Он не слыхал, как подскакали к нему возбужденные казаки, как всех опередивший Семен, сорвавшись с седла, припал ухом к его заплывшей кровью рубашке, прислушался и обрадованно уведомил остальных:

– Живой он…

Семен, обрывая в спешке пуговицы, сбросил с себя гимнастерку, а следом за ней исподнюю бязевую рубаху. Рубаха была порядком заношена, но ничего другого не было под рукой. Он начал рвать ее на повязки. Тем временем проворный Данилка сбегал в колок, принес в фуражке ключевой воды. Романа бережно приподняли, разрезали до самого воротника напитанный кровью рукав его ситцевой рубашки и обмыли рану. Потом Семен наложил на нее как умел тугую повязку. Роман опять пришел в себя, попросил воды. Пил он долго и жадно, по-детски всхлипывая. Напившись, открыл неузнаваемо запавшие глаза, спросил склонившегося над ним Семена:

– Кто это меня?

– Не знаю, паря, не знаю… Потом дознаемся. Из-под земли выроем, а найдем. Ты не поддавайся, держись.

– С утеса… Оттуда стреляли, – успел сказать Роман и снова откинулся навзничь, вцепившись рукой в ветку багульника.

Подоспевший Северьян, узнав, что сын жив, начал часто-часто мигать, усы его потешно задергались, в жалкой улыбке кривились губы. Он виновато оглянулся по сторонам и стал тереть кулаком глаза…

На зимовьях о работе никто и не думал. Всех потрясло загадочное нападение на охотников. Толпясь у зимовья, в котором жили Улыбины, люди на сотню ладов обсуждали случившееся. Одни в этом видели какую-то месть. Другие доказывали, что попали охотники на беглых каторжников. Больше всех говорил Никула. Он успел убедить себя, что напало на них, по крайней мере, пять человек. Выстрелы, посланные им неизвестно в кого, и паническое бегство по чащам и топям считал он теперь за подвиг. И чем больше он рассказывал, тем сильнее верил, что он ничего не выдумывает, а только припоминает.

– Одного-то из них я уж наверняка ухлопал, – слышался его голос в одном месте. – Вплоть они, гады полосатые, от меня были. А я ведь и не на таком расстоянии редко мимо стреляю. Рука у меня твердая и глаз соответственный. Ежели хочешь знать, так нагнал я им холоду…

– За командира у них здоровенный дядя был. Рыжий, собака, и бородатый, – через минуту говорил Никула в другом месте. – Я ему отметину на лоб посадил. Все мозги разнесло. Пусть знают, как с казаками связываться.

Наконец его болтовня всем надоела. Иннокентий Кустов не утерпел, прикрикнул на него:

– Да помолчи ты, холера!.. Ромку, может, только ранили, а ты его бросил.

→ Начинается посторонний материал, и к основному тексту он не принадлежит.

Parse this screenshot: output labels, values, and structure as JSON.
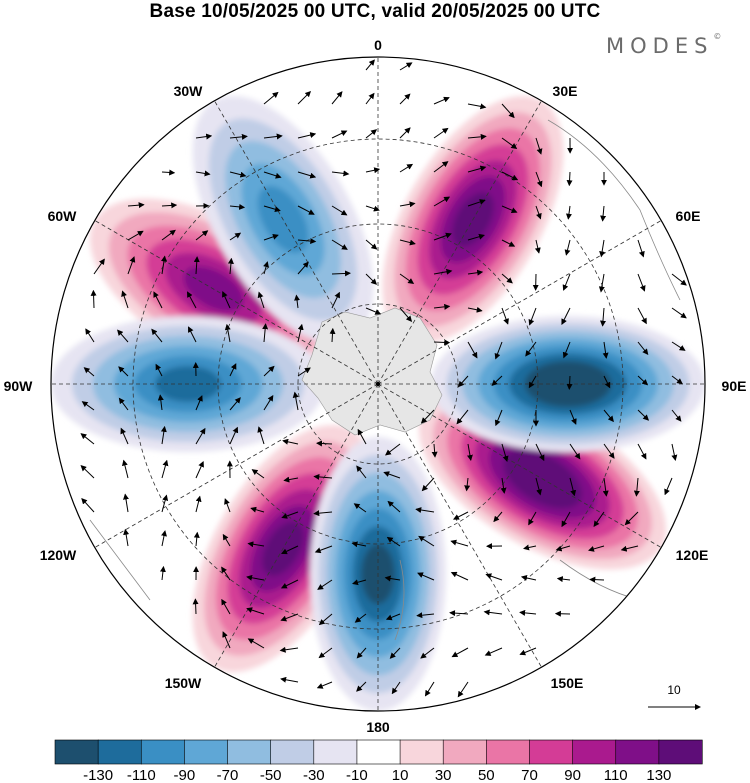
{
  "title": "Base 10/05/2025 00 UTC, valid 20/05/2025 00 UTC",
  "brand": "MODES",
  "brand_mark": "©",
  "lon_labels": [
    {
      "id": "lon-0",
      "text": "0"
    },
    {
      "id": "lon-30e",
      "text": "30E"
    },
    {
      "id": "lon-60e",
      "text": "60E"
    },
    {
      "id": "lon-90e",
      "text": "90E"
    },
    {
      "id": "lon-120e",
      "text": "120E"
    },
    {
      "id": "lon-150e",
      "text": "150E"
    },
    {
      "id": "lon-180",
      "text": "180"
    },
    {
      "id": "lon-150w",
      "text": "150W"
    },
    {
      "id": "lon-120w",
      "text": "120W"
    },
    {
      "id": "lon-90w",
      "text": "90W"
    },
    {
      "id": "lon-60w",
      "text": "60W"
    },
    {
      "id": "lon-30w",
      "text": "30W"
    }
  ],
  "vector_reference": "10",
  "colorbar": {
    "colors": [
      "#1d4f6e",
      "#1e6c9c",
      "#3a8fc4",
      "#5fa7d6",
      "#90bde0",
      "#c0cde6",
      "#e6e4f2",
      "#ffffff",
      "#f8d6dc",
      "#f1a9bf",
      "#ea75a6",
      "#d43c96",
      "#aa1a8e",
      "#7f0f88",
      "#5e0d78"
    ],
    "ticks": [
      "-130",
      "-110",
      "-90",
      "-70",
      "-50",
      "-30",
      "-10",
      "10",
      "30",
      "50",
      "70",
      "90",
      "110",
      "130"
    ]
  },
  "anomaly_lobes": [
    {
      "sign": "positive",
      "peak": 110,
      "sector": "30E"
    },
    {
      "sign": "positive",
      "peak": 90,
      "sector": "60W"
    },
    {
      "sign": "positive",
      "peak": 130,
      "sector": "120E"
    },
    {
      "sign": "positive",
      "peak": 110,
      "sector": "150W"
    },
    {
      "sign": "negative",
      "peak": -130,
      "sector": "90E"
    },
    {
      "sign": "negative",
      "peak": -90,
      "sector": "90W"
    },
    {
      "sign": "negative",
      "peak": -110,
      "sector": "180"
    },
    {
      "sign": "negative",
      "peak": -70,
      "sector": "30W"
    }
  ]
}
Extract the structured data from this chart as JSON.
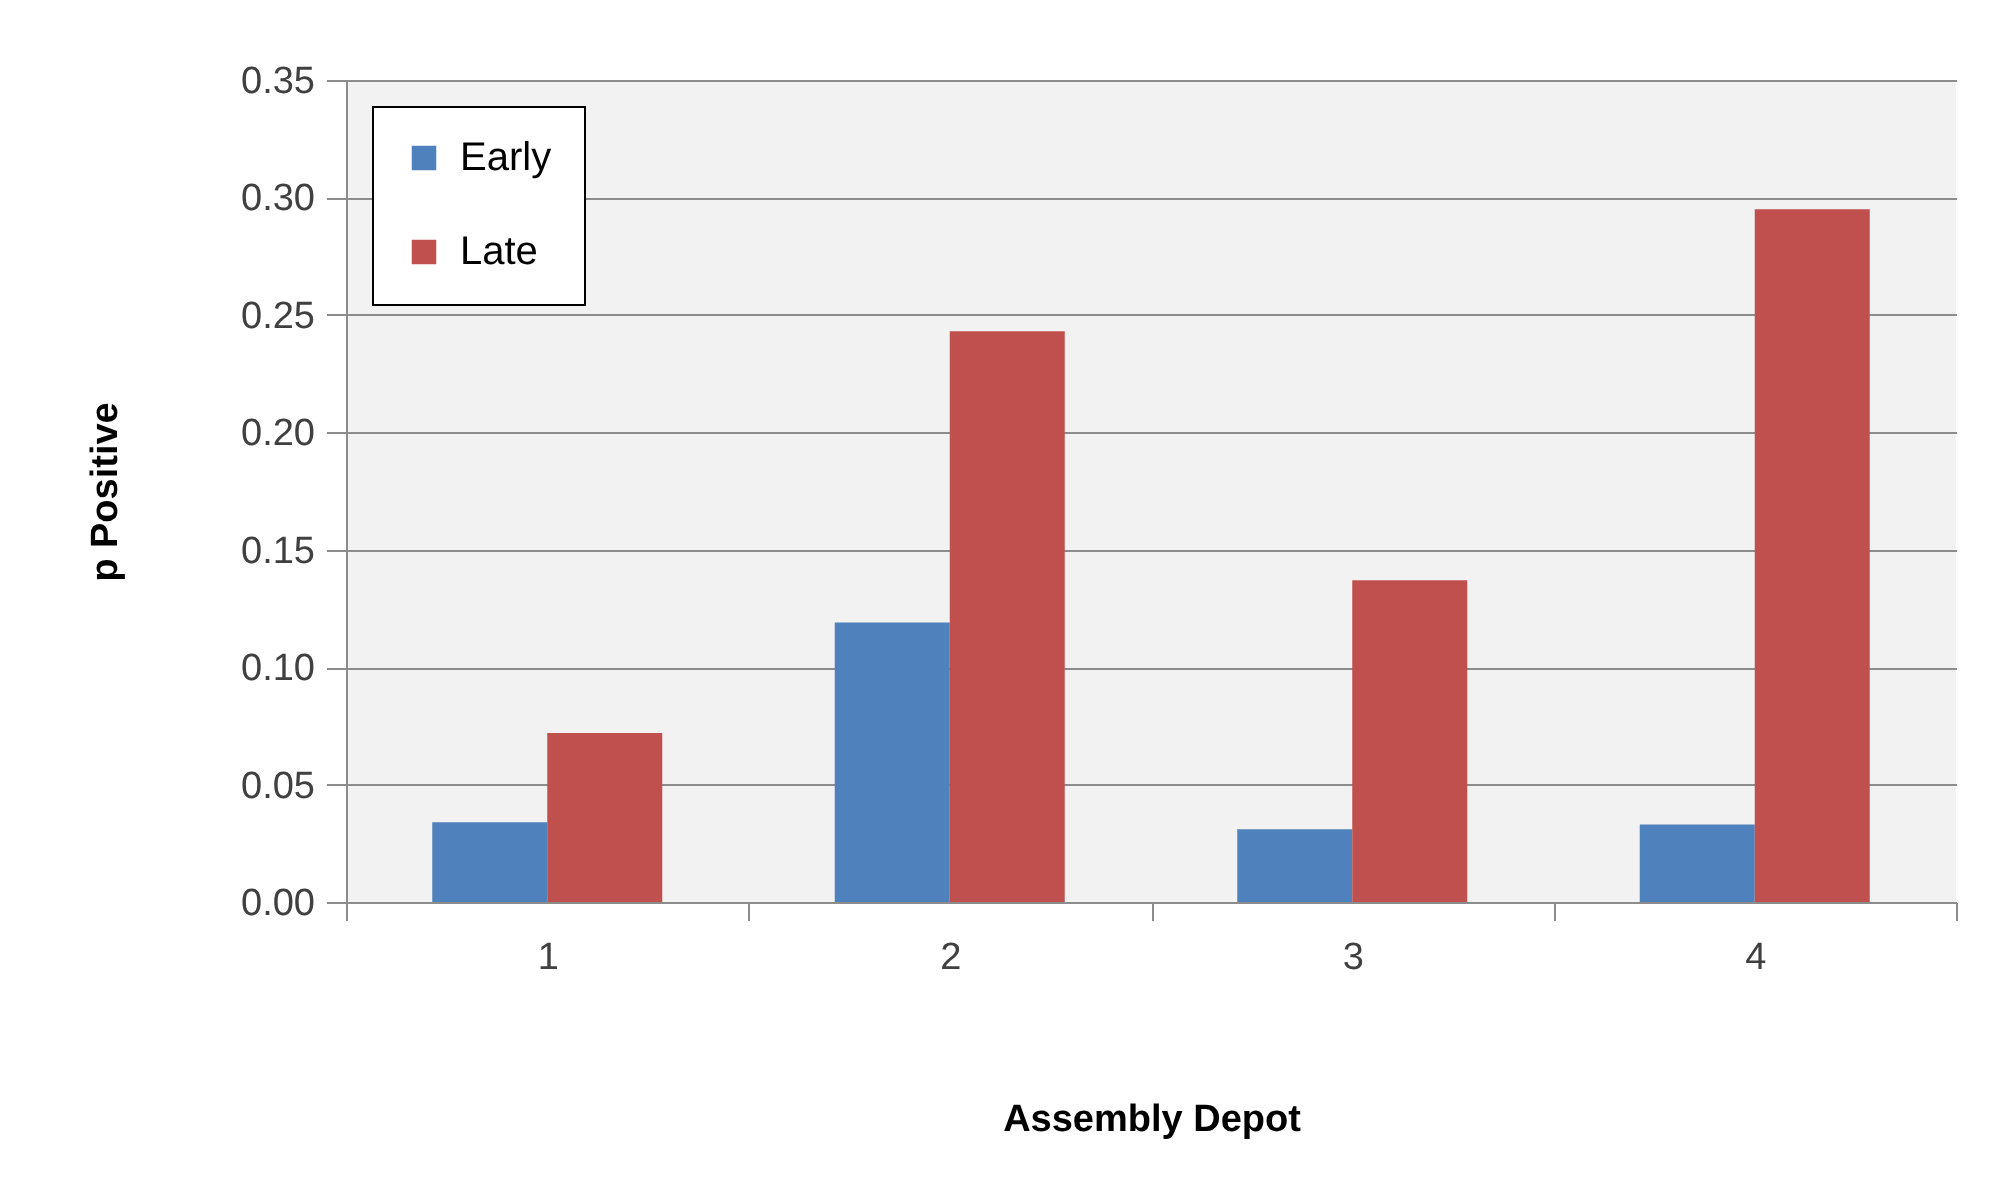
{
  "chart_data": {
    "type": "bar",
    "xlabel": "Assembly Depot",
    "ylabel": "p Positive",
    "categories": [
      "1",
      "2",
      "3",
      "4"
    ],
    "series": [
      {
        "name": "Early",
        "color": "#4f81bd",
        "values": [
          0.034,
          0.119,
          0.031,
          0.033
        ]
      },
      {
        "name": "Late",
        "color": "#c0504d",
        "values": [
          0.072,
          0.243,
          0.137,
          0.295
        ]
      }
    ],
    "ylim": [
      0,
      0.35
    ],
    "yticks": [
      {
        "value": 0,
        "label": "0.00"
      },
      0.05,
      {
        "value": 0.1,
        "label": "0.10"
      },
      0.15,
      {
        "value": 0.2,
        "label": "0.20"
      },
      0.25,
      {
        "value": 0.3,
        "label": "0.30"
      },
      0.35
    ],
    "grid": "y",
    "legend": "top left"
  }
}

Ведь его в таком разе добить могли. Вот что ты наделал, а еще хвастаешься.

– Кого там, паря, добивать-то было. Его, милягу, сразу наповал срезали, – ответил ему убежденно Никула. Но упрек Иннокентия даром не пропал. Никула понял вдруг, что слишком уж он разошелся, и предпочел за лучшее присмиреть.

Едва появились на закрайке леса казаки, как все бросились им навстречу, принялись наперебой расспрашивать, что и как. Но побывавшие на месте ранения Романа рассказать им могли немногое. Они установили, что подкараулил охотников один человек. Стрелял он из-за выступа утеса. Нашли там три махорочных окурка и пустой коробок от спичек. Подальше в густом осиннике видели место, где был привязан конь, подкованный только на передние ноги.

У зимовья Романа сняли с седла, положили на солнце на разостланный войлок. Люди разглядывали его осунувшееся лицо, слушали прерывистое дыхание и негодовали, что погублен такой казачина невесть за что. Большинство считало Романа уже не жильцом на белом свете.

Северьян и Семен запрягли коней, чтобы довезти Романа живым до Мунгаловского, где мог оказать ему помощь фельдшер из лагеря кадровцев. В облук телеги набили соломы. Поверх ее разостлали две шубы, в задке устроили из подушек высокое изголовье. И это печальное ложе, на котором вытянулся во всю телегу Роман, напомнило многим недавние годы китайской и японской войны, где вдоволь было пролито казачьей кровушки.

Повез Романа отец. Сгорбившись, кое-как пристроился он в передке и с места в карьер погнал коней по серой мягкой дороге, по которой так часто приходилось ему ездить с Романом, глядеть на него и радоваться тайком, что сумел вырастить такого сына. Не гадал он, не чаял, что скоро придется везти ему сына, распростертого замертво в тряской телеге. Думать об этом было тяжело и до того обидно, что к горлу подступал спиравший дыхание ком, а на глаза навертывались слезы. Он оглянулся, поглядел на Романа, поправил накинутый на него брезентовый дождевик и расплакался.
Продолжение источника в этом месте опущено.